You are viewing a plain text version of this content. The canonical link for it is here.
Posted to commits@drill.apache.org by am...@apache.org on 2018/03/30 14:41:20 UTC
[7/7] drill git commit: DRILL-6125: Fix possible memory leak when
query is cancelled or finished.
DRILL-6125: Fix possible memory leak when query is cancelled or finished.
close apache/drill#1105
Project: http://git-wip-us.apache.org/repos/asf/drill/repo
Commit: http://git-wip-us.apache.org/repos/asf/drill/commit/a264e7fe
Tree: http://git-wip-us.apache.org/repos/asf/drill/tree/a264e7fe
Diff: http://git-wip-us.apache.org/repos/asf/drill/diff/a264e7fe
Branch: refs/heads/master
Commit: a264e7feb1d02ffd5762bb1f652ea22d17aa5243
Parents: 03b245e
Author: Timothy Farkas <ti...@apache.org>
Authored: Tue Jan 30 15:55:41 2018 -0800
Committer: Aman Sinha <as...@maprtech.com>
Committed: Thu Mar 29 23:24:09 2018 -0700
----------------------------------------------------------------------
.../drill/exec/physical/impl/RootExec.java | 23 ++-
.../PartitionSenderRootExec.java | 32 ++--
.../exec/work/fragment/FragmentExecutor.java | 179 ++++++++++++++-----
3 files changed, 160 insertions(+), 74 deletions(-)

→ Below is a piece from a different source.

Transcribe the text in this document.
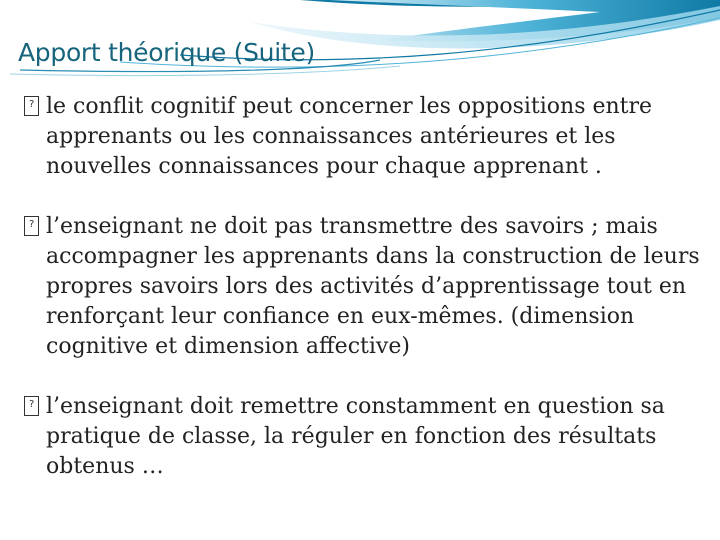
Apport théorique (Suite)
? le conflit cognitif peut concerner les oppositions entre apprenants ou les connaissances antérieures et les nouvelles connaissances pour chaque apprenant .
? l’enseignant ne doit pas transmettre des savoirs ; mais accompagner les apprenants dans la construction de leurs propres savoirs lors des activités d’apprentissage tout en renforçant leur confiance en eux-mêmes. (dimension cognitive et dimension affective)
? l’enseignant doit remettre constamment en question sa pratique de classe, la réguler en fonction des résultats obtenus …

----------------------------------------------------------------------
http://git-wip-us.apache.org/repos/asf/drill/blob/a264e7fe/exec/java-exec/src/main/java/org/apache/drill/exec/physical/impl/RootExec.java
----------------------------------------------------------------------
diff --git a/exec/java-exec/src/main/java/org/apache/drill/exec/physical/impl/RootExec.java b/exec/java-exec/src/main/java/org/apache/drill/exec/physical/impl/RootExec.java
index 5e366fb..ddeb3e8 100644
--- a/exec/java-exec/src/main/java/org/apache/drill/exec/physical/impl/RootExec.java
+++ b/exec/java-exec/src/main/java/org/apache/drill/exec/physical/impl/RootExec.java
@@ -20,19 +20,28 @@ package org.apache.drill.exec.physical.impl;
import org.apache.drill.exec.proto.ExecProtos.FragmentHandle;
/**
- * A FragmentRoot is a node which is the last processing node in a query plan. FragmentTerminals include Exchange
- * output nodes and storage nodes. They are there driving force behind the completion of a query.
+ * <h2>Functionality</h2>
+ * <p>
+ * A FragmentRoot is a node which is the last processing node in a query plan. FragmentTerminals include Exchange
+ * output nodes and storage nodes. They are there driving force behind the completion of a query.
+ * </p>
+ * <h2>Assumptions</h2>
+ * <p>
+ * All implementations of {@link RootExec} assume that all their methods are called by the same thread.
+ * </p>
*/
public interface RootExec extends AutoCloseable {
/**
* Do the next batch of work.
- * @return Whether or not additional batches of work are necessary. False means that this fragment is done.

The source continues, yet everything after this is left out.